Betty parecía pesarosa.

—Sí, pero la pobre señora se ha llevado un porrazo tremendo. McGovern tuvo que conducirla a su casa en el trineo. Asegura que se va a querellar contra sir Henry pidiéndole daños y perjuicios.

—¡Sería capaz! —dijo Leonor—. La verdad es que esa bruja se llevó lo que se merecía.

—A propósito —intervino de pronto sir Henry con un retintín tan especial que todos se le quedaron mirando—. Existe otra persona más de la que yo quisiera hablarles, si ustedes disponen de tiempo.

Muy pocas eran las personas que quedaban ya en el teatro. Las lámparas disimuladas en la pared bajo prismas de cristal despedían una luz amarillenta, que llenaba el teatro como neblina luminosa. La soledad de las sillas plegables, esparcidas en revuelta confusión por el suelo, era el testimonio de una invasión y de un éxodo. Veíanse incrustados en la alfombra, aquí y allá, trozos de fruta y de caramelo. Alguna niña había perdido su lazo del pelo. Aunque las cortinas estaban descorridas, el escenario se hallaba en la penumbra y solo se distinguía un montón de aparatos de magia.

Satisfecha, ahíta, agitada, descansaba Leonor en su sillón, al fondo del teatro. Betty se ocupaba en limpiar el bar.

—¿Que quiere usted hablarnos? ¿Ahora mismo? Pero yo tengo que bajar para atender a mis invitados.

—Señora —dijo sir Henry—, yo le ruego que se quede.

Cruzó el teatro y se sentó en el borde del escenario, de cara a todos. Christabel, intrigada, movió una silla plegable y se sentó en ella, indecisa.

No se había hablado aún una sola palabra del trágico suceso ni se había hecho indicación alguna aclaratoria. Sin embargo, es imposible que tres hombres que llevan en su imaginación el triste recuerdo del pálido rostro de un muerto entren en una habitación sin poner en su ambiente algo de aquella seriedad. Sir Henry, Nick y Buller Naseby no hubieran podido evitarlo aunque lo quisiesen. Sir Henry preguntó con acento inexpresivo:

—¿Dónde se encuentran los demás, señora?

—¿A quiénes se refiere? —gritó Leonor desde el fondo del teatro—. Pinkey y Vincent están arreglando el montacargas del escotillón. Se enredó en un engranaje el vestido de Betty y quedó atascado. ¿Quiere que suban?

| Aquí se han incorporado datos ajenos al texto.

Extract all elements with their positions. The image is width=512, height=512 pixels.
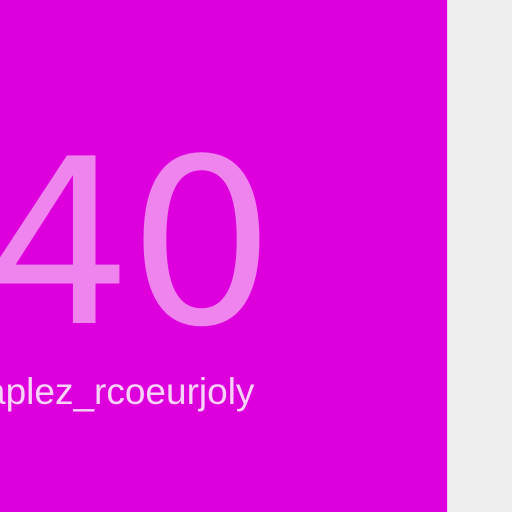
count-value: 40 <box>0 111 275 378</box>
user-stat-card[interactable]: 40 aplez_rcoeurjoly <box>0 0 447 512</box>
screen: 40 aplez_rcoeurjoly <box>0 0 512 512</box>
username-label: aplez_rcoeurjoly <box>0 371 255 412</box>
panel-divider <box>447 0 448 512</box>
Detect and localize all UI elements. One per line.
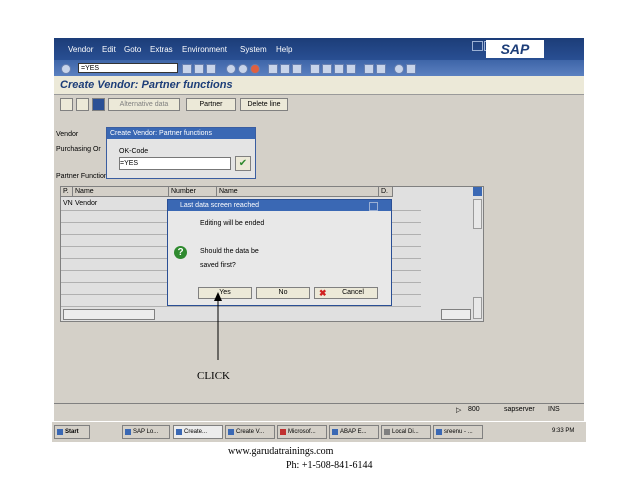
table-scrollbar-top[interactable]	[473, 199, 482, 229]
delete-line-button[interactable]: Delete line	[240, 98, 288, 111]
cancel-button[interactable]: ✖ Cancel	[314, 287, 378, 299]
menu-extras[interactable]: Extras	[150, 45, 173, 54]
partner-button[interactable]: Partner	[186, 98, 236, 111]
okcode-popup-title: Create Vendor: Partner functions	[107, 128, 255, 139]
taskbar-item[interactable]: Microsof...	[277, 425, 327, 439]
sap-window: Vendor Edit Goto Extras Environment Syst…	[54, 38, 584, 438]
title-bar: Create Vendor: Partner functions	[54, 76, 584, 94]
cancel-x-icon: ✖	[319, 288, 327, 298]
page-title: Create Vendor: Partner functions	[60, 79, 233, 91]
sap-logo: SAP	[486, 40, 544, 58]
help-icon[interactable]	[394, 64, 404, 74]
col-header-name[interactable]: Name	[73, 187, 169, 197]
application-toolbar: Alternative data Partner Delete line	[54, 94, 584, 115]
col-header-name2[interactable]: Name	[217, 187, 379, 197]
dialog-line2: Should the data be	[200, 248, 259, 255]
taskbar-item[interactable]: sreenu - ...	[433, 425, 483, 439]
menu-edit[interactable]: Edit	[102, 45, 116, 54]
shortcut-icon[interactable]	[376, 64, 386, 74]
info-icon[interactable]	[92, 98, 105, 111]
cancel-label: Cancel	[342, 289, 364, 296]
menu-system[interactable]: System	[240, 45, 267, 54]
footer-phone: Ph: +1-508-841-6144	[286, 460, 373, 471]
taskbar-item[interactable]: Create...	[173, 425, 223, 439]
back-icon[interactable]	[226, 64, 236, 74]
command-field[interactable]: =YES	[78, 63, 178, 73]
copy-icon[interactable]	[76, 98, 89, 111]
status-arrow-icon[interactable]: ▷	[456, 406, 461, 414]
menu-vendor[interactable]: Vendor	[68, 45, 93, 54]
alternative-data-button[interactable]: Alternative data	[108, 98, 180, 111]
menu-environment[interactable]: Environment	[182, 45, 227, 54]
menu-help[interactable]: Help	[276, 45, 292, 54]
okcode-input[interactable]: =YES	[119, 157, 231, 170]
no-button[interactable]: No	[256, 287, 310, 299]
status-server: sapserver	[504, 406, 535, 413]
next-page-icon[interactable]	[334, 64, 344, 74]
footer-website: www.garudatrainings.com	[228, 446, 334, 457]
vendor-label: Vendor	[56, 131, 79, 138]
table-settings-icon[interactable]	[473, 187, 482, 196]
horizontal-scrollbar-right[interactable]	[441, 309, 471, 320]
dialog-title: Last data screen reached	[168, 200, 391, 211]
save-dialog: Last data screen reached Editing will be…	[167, 199, 392, 306]
clock: 9:33 PM	[552, 428, 575, 434]
click-annotation: CLICK	[197, 370, 230, 382]
col-header-p[interactable]: P.	[61, 187, 73, 197]
okcode-popup: Create Vendor: Partner functions OK-Code…	[106, 127, 256, 179]
cancel-icon[interactable]	[250, 64, 260, 74]
layout-menu-icon[interactable]	[406, 64, 416, 74]
find-next-icon[interactable]	[292, 64, 302, 74]
okcode-label: OK-Code	[119, 148, 149, 155]
col-header-number[interactable]: Number	[169, 187, 217, 197]
minimize-icon[interactable]	[472, 41, 483, 51]
taskbar-item[interactable]: Create V...	[225, 425, 275, 439]
horizontal-scrollbar[interactable]	[63, 309, 155, 320]
windows-icon	[57, 429, 63, 435]
create-session-icon[interactable]	[364, 64, 374, 74]
menu-goto[interactable]: Goto	[124, 45, 141, 54]
previous-page-icon[interactable]	[322, 64, 332, 74]
dialog-line3: saved first?	[200, 262, 236, 269]
taskbar-item[interactable]: SAP Lo...	[122, 425, 170, 439]
exit-icon[interactable]	[238, 64, 248, 74]
taskbar-item[interactable]: ABAP E...	[329, 425, 379, 439]
standard-toolbar: =YES	[54, 60, 584, 76]
col-header-d[interactable]: D.	[379, 187, 393, 197]
save-icon[interactable]	[206, 64, 216, 74]
last-page-icon[interactable]	[346, 64, 356, 74]
first-page-icon[interactable]	[310, 64, 320, 74]
click-arrow	[214, 292, 222, 360]
menu-bar: Vendor Edit Goto Extras Environment Syst…	[54, 38, 584, 60]
status-bar: ▷ 800 sapserver INS	[54, 403, 584, 418]
find-icon[interactable]	[280, 64, 290, 74]
question-icon: ?	[174, 246, 187, 259]
start-button[interactable]: Start	[54, 425, 90, 439]
dropdown-icon[interactable]	[182, 64, 192, 74]
status-client: 800	[468, 406, 480, 413]
status-mode: INS	[548, 406, 560, 413]
checkmark-icon[interactable]: ✔	[235, 156, 251, 171]
table-scrollbar-bottom[interactable]	[473, 297, 482, 319]
dialog-close-icon[interactable]	[369, 202, 378, 211]
partner-functions-label: Partner Functions	[56, 173, 112, 180]
dialog-line1: Editing will be ended	[200, 220, 265, 227]
taskbar: Start SAP Lo... Create... Create V... Mi…	[52, 421, 586, 442]
purchasing-org-label: Purchasing Or	[56, 146, 101, 153]
back-arrow-icon[interactable]	[194, 64, 204, 74]
print-icon[interactable]	[268, 64, 278, 74]
enter-icon[interactable]	[61, 64, 71, 74]
taskbar-item[interactable]: Local Di...	[381, 425, 431, 439]
screen-icon[interactable]	[60, 98, 73, 111]
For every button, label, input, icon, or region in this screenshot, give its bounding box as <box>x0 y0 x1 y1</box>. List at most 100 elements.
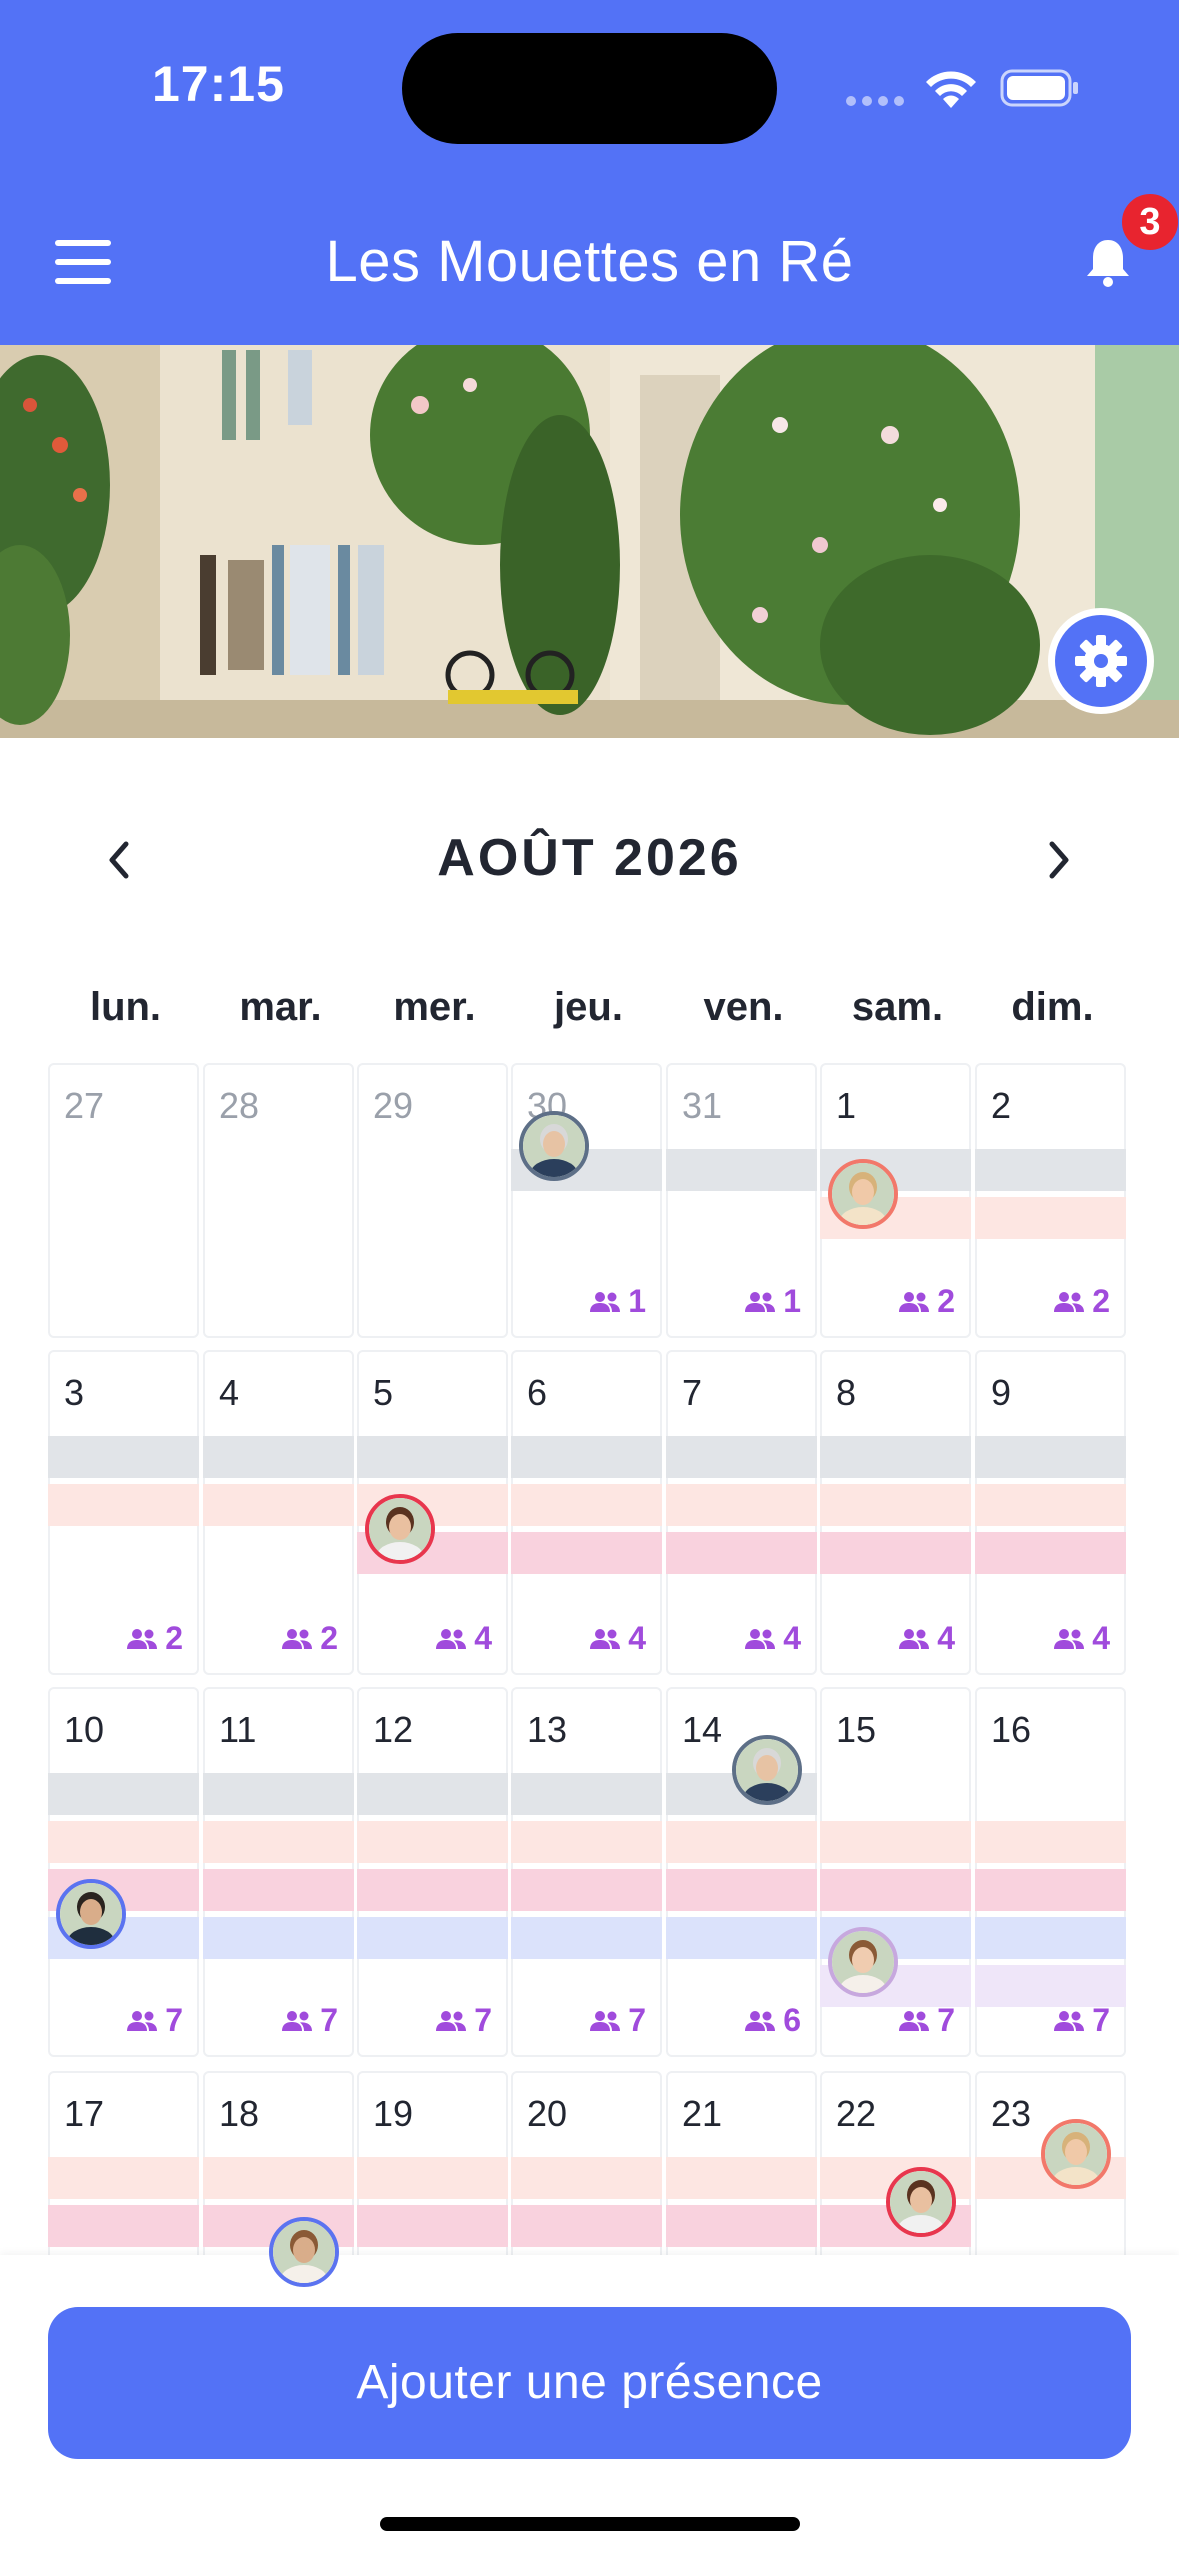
stay-bar[interactable] <box>975 1821 1126 1863</box>
day-number: 6 <box>527 1372 548 1413</box>
stay-bar[interactable] <box>511 2157 662 2199</box>
weekday-header: mar. <box>239 985 322 1029</box>
stay-bar[interactable] <box>820 1869 971 1911</box>
stay-bar[interactable] <box>666 1917 817 1959</box>
day-number: 15 <box>836 1709 877 1750</box>
stay-bar[interactable] <box>203 1821 354 1863</box>
stay-bar[interactable] <box>666 2157 817 2199</box>
presence-count-value: 7 <box>1092 2002 1110 2038</box>
stay-bar[interactable] <box>666 1532 817 1574</box>
guest-avatar[interactable] <box>886 2167 956 2237</box>
day-number: 9 <box>991 1372 1012 1413</box>
calendar-day-cell[interactable]: 27 <box>48 1063 199 1338</box>
people-icon <box>436 1628 467 1649</box>
stay-bar[interactable] <box>975 1532 1126 1574</box>
cellular-signal-icon <box>846 96 904 110</box>
guest-avatar[interactable] <box>732 1735 802 1805</box>
stay-bar[interactable] <box>975 1869 1126 1911</box>
day-number: 10 <box>64 1709 105 1750</box>
day-number: 17 <box>64 2093 105 2134</box>
stay-bar[interactable] <box>820 1436 971 1478</box>
guest-avatar[interactable] <box>365 1494 435 1564</box>
app-header: 17:15 Les Mouettes en Ré 3 <box>0 0 1179 345</box>
presence-count-value: 1 <box>628 1283 646 1319</box>
stay-bar[interactable] <box>357 2205 508 2247</box>
presence-count-value: 4 <box>937 1620 955 1656</box>
stay-bar[interactable] <box>511 1821 662 1863</box>
stay-bar[interactable] <box>48 2205 199 2247</box>
stay-bar[interactable] <box>203 1484 354 1526</box>
people-icon <box>282 2010 313 2031</box>
stay-bar[interactable] <box>357 1869 508 1911</box>
guest-avatar[interactable] <box>519 1111 589 1181</box>
stay-bar[interactable] <box>820 1532 971 1574</box>
stay-bar[interactable] <box>357 1436 508 1478</box>
people-icon <box>436 2010 467 2031</box>
stay-bar[interactable] <box>666 1821 817 1863</box>
guest-avatar[interactable] <box>828 1159 898 1229</box>
day-number: 5 <box>373 1372 394 1413</box>
presence-count: 7 <box>897 2002 955 2039</box>
weekday-header: mer. <box>393 985 476 1029</box>
day-number: 23 <box>991 2093 1032 2134</box>
stay-bar[interactable] <box>511 1917 662 1959</box>
stay-bar[interactable] <box>203 1436 354 1478</box>
calendar-day-cell[interactable]: 28 <box>203 1063 354 1338</box>
stay-bar[interactable] <box>820 1821 971 1863</box>
stay-bar[interactable] <box>511 1532 662 1574</box>
stay-bar[interactable] <box>511 2205 662 2247</box>
guest-avatar[interactable] <box>1041 2119 1111 2189</box>
stay-bar[interactable] <box>48 1821 199 1863</box>
presence-count: 7 <box>434 2002 492 2039</box>
home-indicator <box>380 2517 800 2531</box>
day-number: 31 <box>682 1085 723 1126</box>
stay-bar[interactable] <box>203 2157 354 2199</box>
stay-bar[interactable] <box>666 1436 817 1478</box>
people-icon <box>745 1628 776 1649</box>
stay-bar[interactable] <box>203 1917 354 1959</box>
calendar-day-cell[interactable]: 30 1 <box>511 1063 662 1338</box>
stay-bar[interactable] <box>357 2157 508 2199</box>
stay-bar[interactable] <box>511 1484 662 1526</box>
stay-bar[interactable] <box>975 1965 1126 2007</box>
day-number: 7 <box>682 1372 703 1413</box>
stay-bar[interactable] <box>511 1436 662 1478</box>
stay-bar[interactable] <box>203 1869 354 1911</box>
stay-bar[interactable] <box>48 1773 199 1815</box>
stay-bar[interactable] <box>48 1436 199 1478</box>
battery-icon <box>1000 69 1078 107</box>
stay-bar[interactable] <box>357 1917 508 1959</box>
calendar-day-cell[interactable]: 31 1 <box>666 1063 817 1338</box>
stay-bar[interactable] <box>203 1773 354 1815</box>
stay-bar[interactable] <box>48 1484 199 1526</box>
stay-bar[interactable] <box>975 1197 1126 1239</box>
people-icon <box>745 1291 776 1312</box>
guest-avatar[interactable] <box>828 1927 898 1997</box>
stay-bar[interactable] <box>820 1484 971 1526</box>
stay-bar[interactable] <box>666 2205 817 2247</box>
stay-bar[interactable] <box>357 1773 508 1815</box>
calendar-day-cell[interactable]: 29 <box>357 1063 508 1338</box>
guest-avatar[interactable] <box>269 2217 339 2287</box>
stay-bar[interactable] <box>975 1484 1126 1526</box>
guest-avatar[interactable] <box>56 1879 126 1949</box>
people-icon <box>899 1291 930 1312</box>
settings-button[interactable] <box>1048 608 1154 714</box>
dynamic-island <box>402 33 777 144</box>
stay-bar[interactable] <box>511 1773 662 1815</box>
day-number: 29 <box>373 1085 414 1126</box>
stay-bar[interactable] <box>511 1869 662 1911</box>
cover-photo <box>0 345 1179 738</box>
weekday-header: jeu. <box>554 985 623 1029</box>
stay-bar[interactable] <box>975 1149 1126 1191</box>
stay-bar[interactable] <box>666 1484 817 1526</box>
add-presence-button[interactable]: Ajouter une présence <box>48 2307 1131 2459</box>
day-number: 20 <box>527 2093 568 2134</box>
stay-bar[interactable] <box>975 1436 1126 1478</box>
stay-bar[interactable] <box>357 1821 508 1863</box>
stay-bar[interactable] <box>48 2157 199 2199</box>
next-month-chevron-icon[interactable] <box>1030 832 1086 888</box>
stay-bar[interactable] <box>666 1869 817 1911</box>
stay-bar[interactable] <box>975 1917 1126 1959</box>
stay-bar[interactable] <box>666 1149 817 1191</box>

—Usted, doctor, haría bien en sentarse en uno de esos bancos —dijo sir Henry al doctor Clements.

Este, muy pálido dentro del marco de su corta barba y bigote, avanzó presuroso y tropezó en una silla plegable. La imaginación excitada de algunas de las personas presentes creyó que había surgido como un fantasma de entre las grises cortinas que cubrían las paredes.

—Mi querida señora Stanhope —empezó a balbucir—, nadie me había dicho una palabra. No tuve siquiera ocasión de…

Sir Henry le interrumpió bruscamente:

—¡No se altere! Usted también, Larkin, haría bien en acompañarnos.

El mayordomo, deshaciéndose en excusas, salió del rincón del escenario donde permanecía oculto y se acercó, señalando su presencia con un ligero carraspeo. Saltó del escenario con mucha dificultad.

Betty dijo tranquilamente desde el interior del bar:

—Ya sé de que se trata. ¡El infierno!

Christabel volvió hacia ella la cabeza.

—Mira, cariño: hazme el favor de no usar esas expresiones. No es que me parezcan mal, sino que no te sientan a ti. No van bien con tu tipo.

Betty apartó un platillo lleno de patatas fritas a un lado del mostrador y contestó:

—Lo que he dicho no tiene nada de particular. ¿Se acuerda usted de aquel cabaret al que nos llevaron usted y papá en Montmartre, cuando Leonor tenía quince años y yo dieciocho? Era un lugar perfectamente correcto; papá nos sacó de allí volando. Se llamaba El Infierno. Hoy he dicho yo a alguien que esta casa me hacía recordar el cabaret aquel.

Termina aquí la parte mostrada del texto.